Evangelho: Lc 9,18-22

O evangelho de hoje é uma peça-chave no evangelho mais antigo de Marcos (Mc 8,27-31): o primeiro dos discípulos, Pedro, professa sua fé em Jesus “Messias” (Cristo), mas Jesus, para evitar uma interpretação triunfalista, anuncia sua morte pela primeira vez. Lucas copia de Mc, mas a morte de Jesus já foi profetizada de modo enigmático no templo por Simeão na história da infância (Lc 2,34, cf. a tentativa de homicídio em Nazaré, 4,28-30)

Jesus estava rezando num lugar retirado, e os discípulos estavam com ele (v. 18a).

Comparando com os outros sinóticos (Mc 8,27-33; Mt 16,13-23), a versão lucana chama atenção por sua brevidade e também pelo contexto de oração em que se coloca. Em Lc, Jesus sempre reza diante de momentos decisivos (3,21; 5,16; 6,12; 9,18,29s; 11,1; 22,41p). Aqui talvez para indicar que além da confissão dos apóstolos por meio de Pedro se esconde uma profundidade insondável.

Segundo Mt 16,13 e Mc 8,27, a cena se passa na região de Cesareia de Filipe (Jo 6,59 situa cena semelhante em Cafarnaum). Lc se limita a notar o isolamento de Jesus com seus discípulos (“num lugar retirado”). Em Lc e Mc, como em Jo 6,67-71, este episódio decisivo se segue a multiplicação dos pães com cinco pães; em Mc e Mt, um pouco depois da segunda de sete pães para 4000 pagãos. Mc 6,45-8,26 e Mt 14,22-16,12 inserem, entre as duas multiplicações, uma viagem bastante longa em território pagão. Mas Lc concebe dois volumes, o Evangelho e os Atos dos Apóstolos, por isso omite esta viagem e reserva o anúncio do Evangelho aos pagãos para o segundo volume (cf. At 1,8).

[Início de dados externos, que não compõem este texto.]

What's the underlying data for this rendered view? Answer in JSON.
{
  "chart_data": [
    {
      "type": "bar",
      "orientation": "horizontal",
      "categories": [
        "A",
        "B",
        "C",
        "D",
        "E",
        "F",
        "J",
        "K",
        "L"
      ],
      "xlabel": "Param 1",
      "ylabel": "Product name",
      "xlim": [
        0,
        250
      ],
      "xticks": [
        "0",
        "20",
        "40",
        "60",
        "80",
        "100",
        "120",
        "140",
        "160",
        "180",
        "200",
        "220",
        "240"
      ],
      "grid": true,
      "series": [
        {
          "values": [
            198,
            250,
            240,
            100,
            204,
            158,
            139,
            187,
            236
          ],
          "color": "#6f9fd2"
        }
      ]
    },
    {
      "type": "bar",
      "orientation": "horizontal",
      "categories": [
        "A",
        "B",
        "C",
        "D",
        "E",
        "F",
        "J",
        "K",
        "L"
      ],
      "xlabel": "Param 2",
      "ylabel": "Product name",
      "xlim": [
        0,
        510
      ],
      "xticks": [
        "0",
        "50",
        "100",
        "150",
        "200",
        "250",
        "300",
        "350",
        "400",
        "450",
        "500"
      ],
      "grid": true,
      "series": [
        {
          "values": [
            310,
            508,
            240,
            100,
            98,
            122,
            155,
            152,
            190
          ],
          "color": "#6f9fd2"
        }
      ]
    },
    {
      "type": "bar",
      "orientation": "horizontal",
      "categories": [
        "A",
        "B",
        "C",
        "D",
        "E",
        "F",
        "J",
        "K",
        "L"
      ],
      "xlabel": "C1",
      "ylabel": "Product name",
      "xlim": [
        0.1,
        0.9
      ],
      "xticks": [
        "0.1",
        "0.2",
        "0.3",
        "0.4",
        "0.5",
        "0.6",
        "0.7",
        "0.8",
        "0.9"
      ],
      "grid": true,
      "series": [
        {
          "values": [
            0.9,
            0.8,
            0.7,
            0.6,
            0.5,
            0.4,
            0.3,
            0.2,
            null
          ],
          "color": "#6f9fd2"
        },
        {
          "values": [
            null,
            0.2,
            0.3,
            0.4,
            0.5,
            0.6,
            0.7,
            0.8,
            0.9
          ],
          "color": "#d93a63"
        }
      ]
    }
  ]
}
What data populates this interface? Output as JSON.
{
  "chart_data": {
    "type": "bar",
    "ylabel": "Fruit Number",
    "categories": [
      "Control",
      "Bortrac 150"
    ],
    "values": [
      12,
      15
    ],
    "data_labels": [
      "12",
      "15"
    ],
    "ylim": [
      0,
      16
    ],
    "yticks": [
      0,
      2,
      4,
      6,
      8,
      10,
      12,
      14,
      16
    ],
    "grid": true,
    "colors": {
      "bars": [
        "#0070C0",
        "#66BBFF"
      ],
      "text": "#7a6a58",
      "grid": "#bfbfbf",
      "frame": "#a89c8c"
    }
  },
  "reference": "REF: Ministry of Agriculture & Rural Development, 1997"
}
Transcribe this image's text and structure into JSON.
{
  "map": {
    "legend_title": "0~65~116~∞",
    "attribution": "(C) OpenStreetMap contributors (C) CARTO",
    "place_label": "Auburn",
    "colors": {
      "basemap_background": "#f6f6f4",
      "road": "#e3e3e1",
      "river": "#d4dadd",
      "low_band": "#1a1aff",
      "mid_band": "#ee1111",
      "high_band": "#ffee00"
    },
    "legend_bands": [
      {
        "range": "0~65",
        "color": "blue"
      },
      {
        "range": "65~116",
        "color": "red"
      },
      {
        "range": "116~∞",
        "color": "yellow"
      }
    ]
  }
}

Então Jesus perguntou-lhes: “Quem diz o povo que eu sou?” (v. 18b).

Jesus pergunta numa espécie de resumo de sua atividade até agora apresentando o futuro. Propõe a pergunta fundamental, “quem sou eu”, em dois tempos, para que a resposta dos discípulos se destaque sobre as opiniões do povo (v. 20). A pergunta é desafiadora (não simples curiosidade ou inquietação, como a de Herodes; cf. 9,7-9, o evangelho de ontem), e se dirige a todos.

Eles responderam: “Uns dizem que és João Batista; outros, que és Elias; mas outros acham que és algum dos antigos profetas que ressuscitou.” Mas Jesus perguntou: “E vós, quem dizeis que eu sou?” Pedro respondeu: “O Cristo de Deus” (vv. 19-20).

Cada um tem de dar sua resposta. O povo, com todo seu entusiasmo, não ultrapassa o nível profético ou de João Batista. Jesus repete a pergunta, agora a opinião dos discípulos é exigida. A eles foi dado conhecer o segredo do reinado de Deus (cf. 8,10p). Pedro responde como cabeça de todos os discípulos: “O Cristo de Deus”; a palavra grega Cristo (de crisma) significa “Ungido” (em aramaico: messias): primeiro título de Saul, rei ungido de Israel, depois título do monarca descendente de Davi (Sl 2,2.6; 18,51; 132,17; Lm 4,20). Na boca de Pedro, significa o Messias esperado e anunciado pelos profetas.

Lc repetirá esse título “Cristo de Deus” em 23,35. Ele já mostrou Jesus proclamado “Cristo” pelos anjos (1,32-33; 2,11), por Simeão (2,26.30) e pelos demônios (4,41), mas Pedro é o primeiro dos discípulos a dar este título a Jesus.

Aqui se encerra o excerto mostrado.